Plus les années et les offrandes passent, plus Alunah se bonifie, peaufinant peu à peu un art aussi lourd que soyeux. Si le doom déclamé par une prêtresse n'étonne plus vraiment, les Anglais ont su se démarquer d'une concurrence de plus en plus forte, non seulement grâce au chant de Sophie Day, doucement mélancolique, mais surtout en raison d'une écriture puissamment inspirée, à laquelle sait toujours rendre hommage le mastering du maître Greg Chandler (Esoteric).
Deux ans et demi après un "Awakening The Forest" déjà bien supérieur à ses aînés, "Solennial" ne déroge pas à la règle, quatrième opus longue durée qui franchit encore une étape vers le nirvana. Après un court passage chez Napalm, le groupe des Midlands de l'Ouest a jeté son dévolu sur Svart Records, label finlandais certes plus modeste mais aussi plus passionné que l'écurie autrichienne et dans le catalogue duquel son nouvel opus se glissera avec aisance entre ceux de Goatess, Seremonia ou High Priest Of Saturn.

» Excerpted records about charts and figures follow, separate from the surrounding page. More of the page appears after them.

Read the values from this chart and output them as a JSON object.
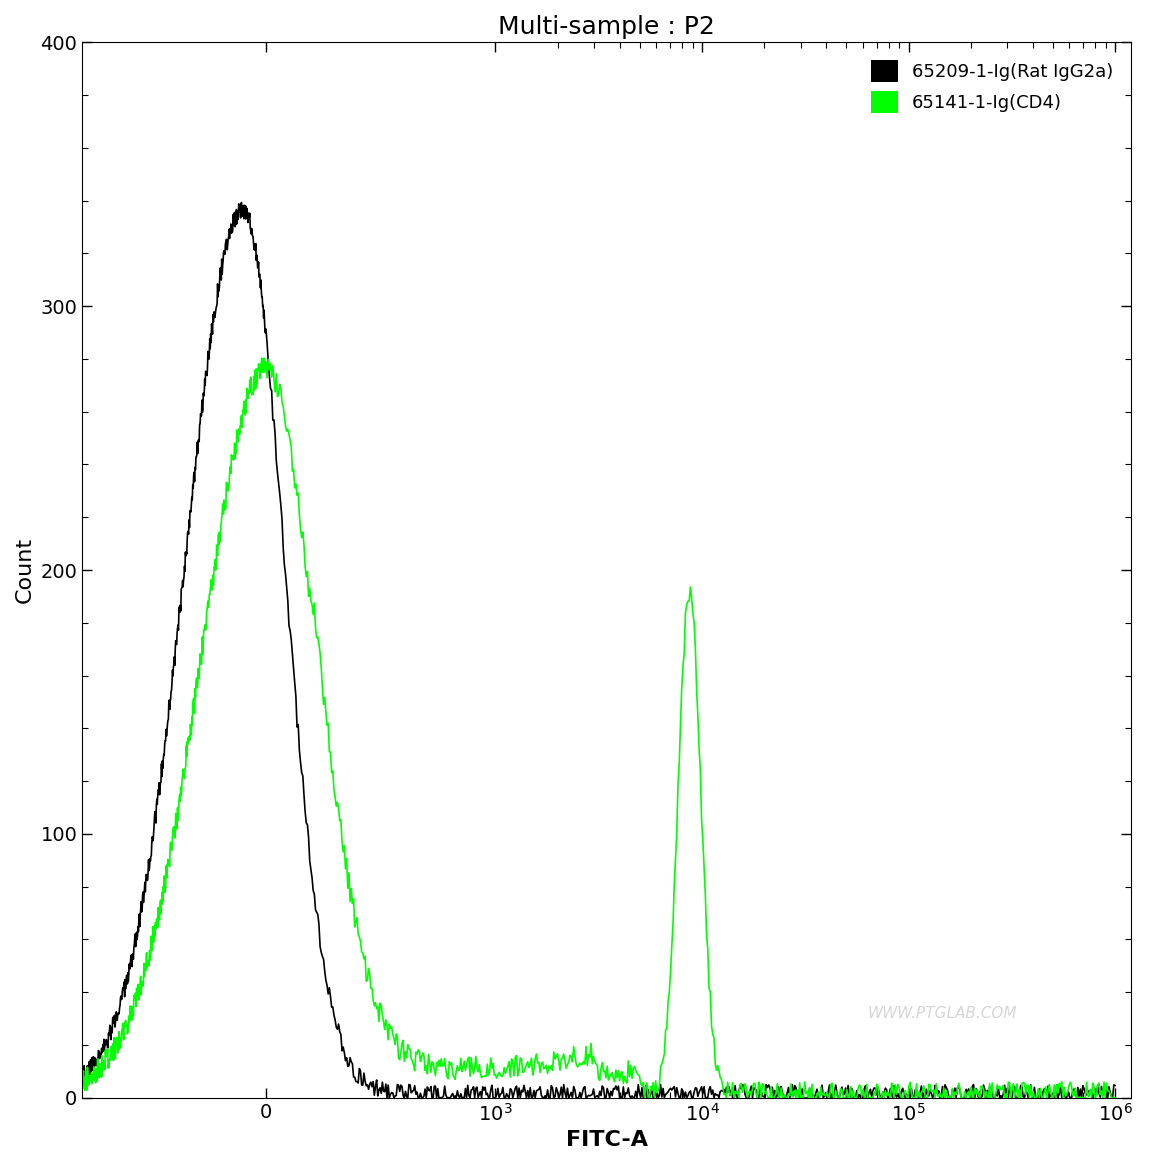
{
  "title": "Multi-sample : P2",
  "xlabel": "FITC-A",
  "ylabel": "Count",
  "ylim": [
    0,
    400
  ],
  "yticks": [
    0,
    100,
    200,
    300,
    400
  ],
  "legend_entries": [
    "65209-1-Ig(Rat IgG2a)",
    "65141-1-Ig(CD4)"
  ],
  "legend_colors": [
    "#000000",
    "#00ff00"
  ],
  "watermark": "WWW.PTGLAB.COM",
  "background_color": "#ffffff",
  "line_color_black": "#000000",
  "line_color_green": "#00ff00",
  "title_fontsize": 18,
  "axis_label_fontsize": 16,
  "tick_fontsize": 14,
  "linthresh": 1000,
  "linscale": 1.0,
  "xlim_left": -800,
  "xlim_right": 1200000
}
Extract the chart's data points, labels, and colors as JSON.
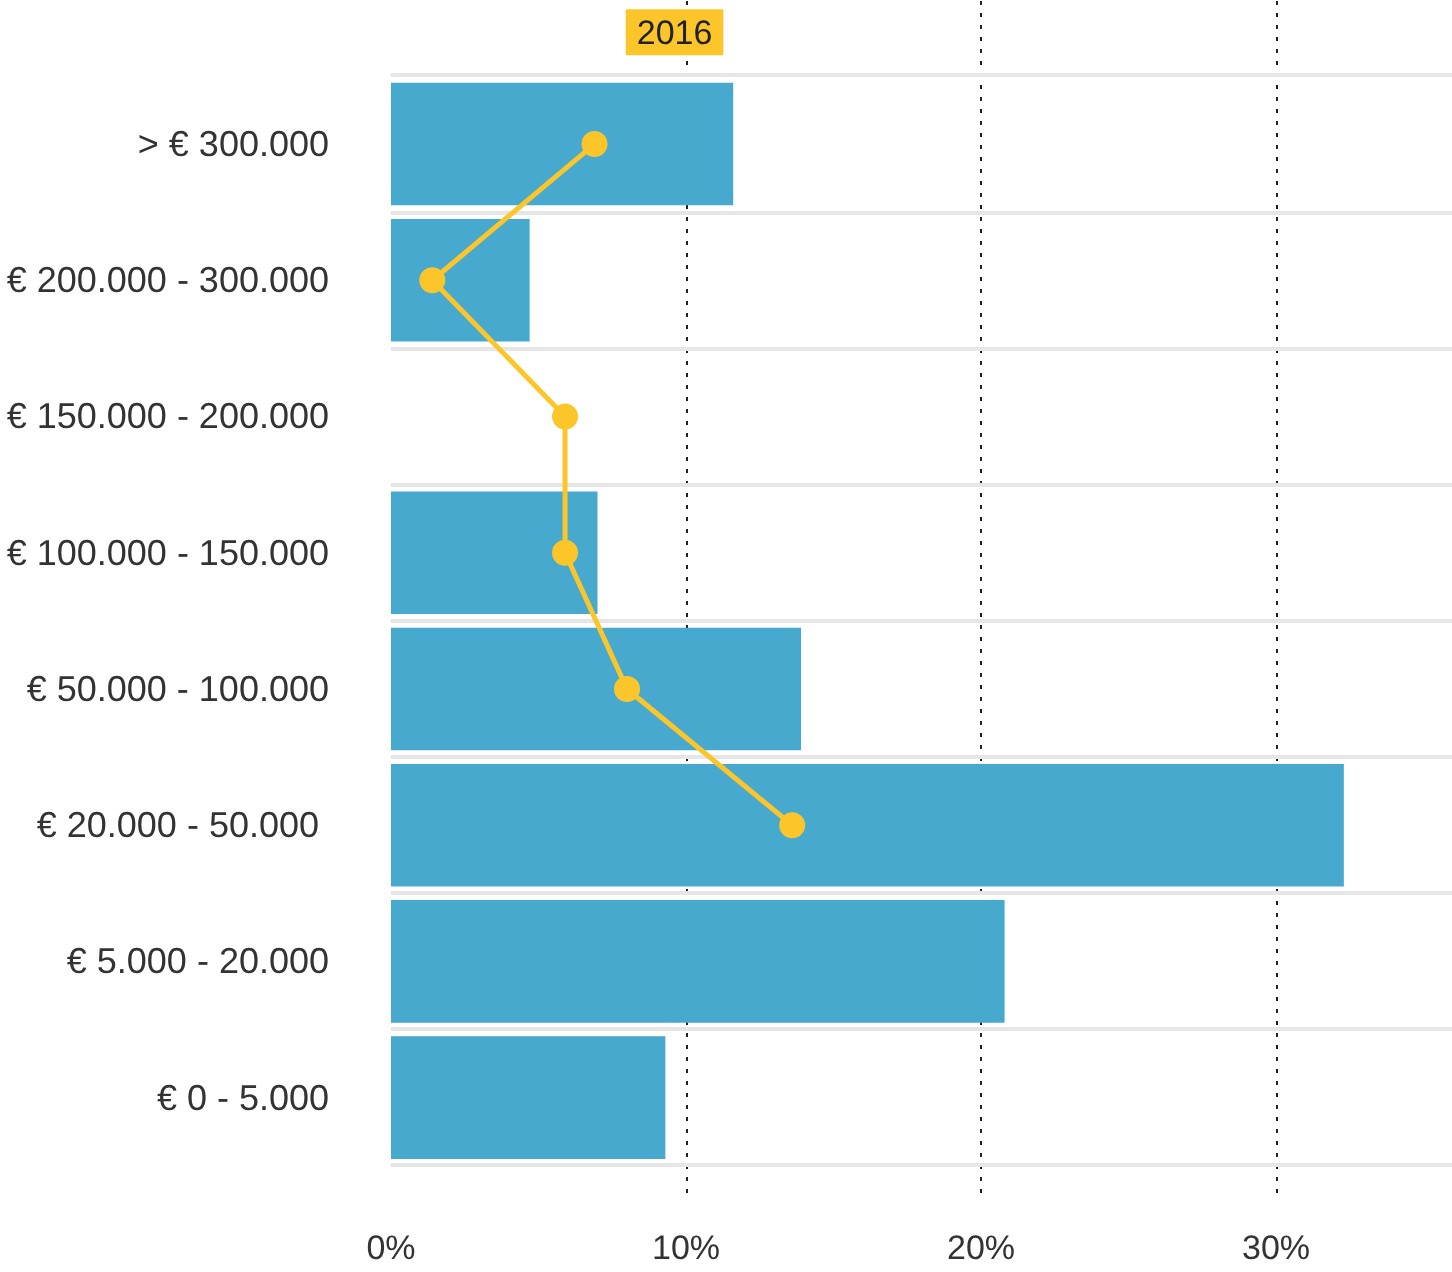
{
  "chart_data": {
    "type": "bar",
    "orientation": "horizontal",
    "categories": [
      "> € 300.000",
      "€ 200.000 - 300.000",
      "€ 150.000 - 200.000",
      "€ 100.000 - 150.000",
      "€ 50.000 - 100.000",
      "€ 20.000 -  50.000",
      "€ 5.000 - 20.000",
      "€ 0 - 5.000"
    ],
    "series": [
      {
        "color": "#48a9cf",
        "values": [
          11.6,
          4.7,
          0,
          7.0,
          13.9,
          32.3,
          20.8,
          9.3
        ]
      },
      {
        "name": "2016",
        "type": "line",
        "color": "#fcc62a",
        "values": [
          6.9,
          1.4,
          5.9,
          5.9,
          8.0,
          13.6,
          null,
          null
        ]
      }
    ],
    "xlim": [
      0,
      36
    ],
    "xticks": [
      {
        "value": 0,
        "label": "0%"
      },
      {
        "value": 10,
        "label": "10%"
      },
      {
        "value": 20,
        "label": "20%"
      },
      {
        "value": 30,
        "label": "30%"
      }
    ],
    "grid": true,
    "marker": "circle"
  }
}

Fidèle à un matériau léthargique dont il ne se départira, on l'espère, jamais, Alunah propose huit perles aussi épiques que lancinantes, dont une curieuse reprise de The Cure, 'A Forest', en guise de conclusion. Alors que dans cette formule féminine désormais à la mode, les vocalises constituent d'ordinaire l'aimant qui sert à ferrer l'auditeur en l'ensorcelant, "Solennial" repose contre toute attente sur les guitares qui en forment les vigoureux arcs-boutants.
De fait, aux côtés des terreuses lignes rythmiques abattues par la chanteuse elle-même, les soli de David Day émaillent ainsi nombre de compositions en leur injectant une tristesse tranquille. Entre un 'Lugh's Assembly', long de presque huit minutes, culminant lors d'un final beau à pleurer, un 'Fire Of Thornborough Henge', aux teintes forestières ou ce 'The Reckoning Time' plus ramassé, les occasions ne manquent pas de pouvoir savourer ces saillies pétrifiées que recouvrent l'ombre du Tony Iommi le plus désespéré.
Est-ce à dire cependant que Sophie se contente cette fois de jouer les rôles secondaires ? Que nenni. Elle demeure plus que jamais la magicienne qui envoûte autant qu'elle guide à travers la sente mystérieuse d'une forêt peuplée d'arbres menaçants. Il suffit d'écouter 'Petrichor', d'une lenteur pesante et que hantent des cordes discrètes, pour mesurer le talent de conteuse sombrement féerique de la belle.
Plus sentencieux encore que ses devanciers, à l'image des 'Feast Of Torches' et 'Light Of Winter', "Solennial" est une ballade cérémonieuse drapée d'une douce amertume dont on peut affirmer qu'il est l'album le plus abouti à ce jour des Britanniques, merveille de doom majestueux et hiératique.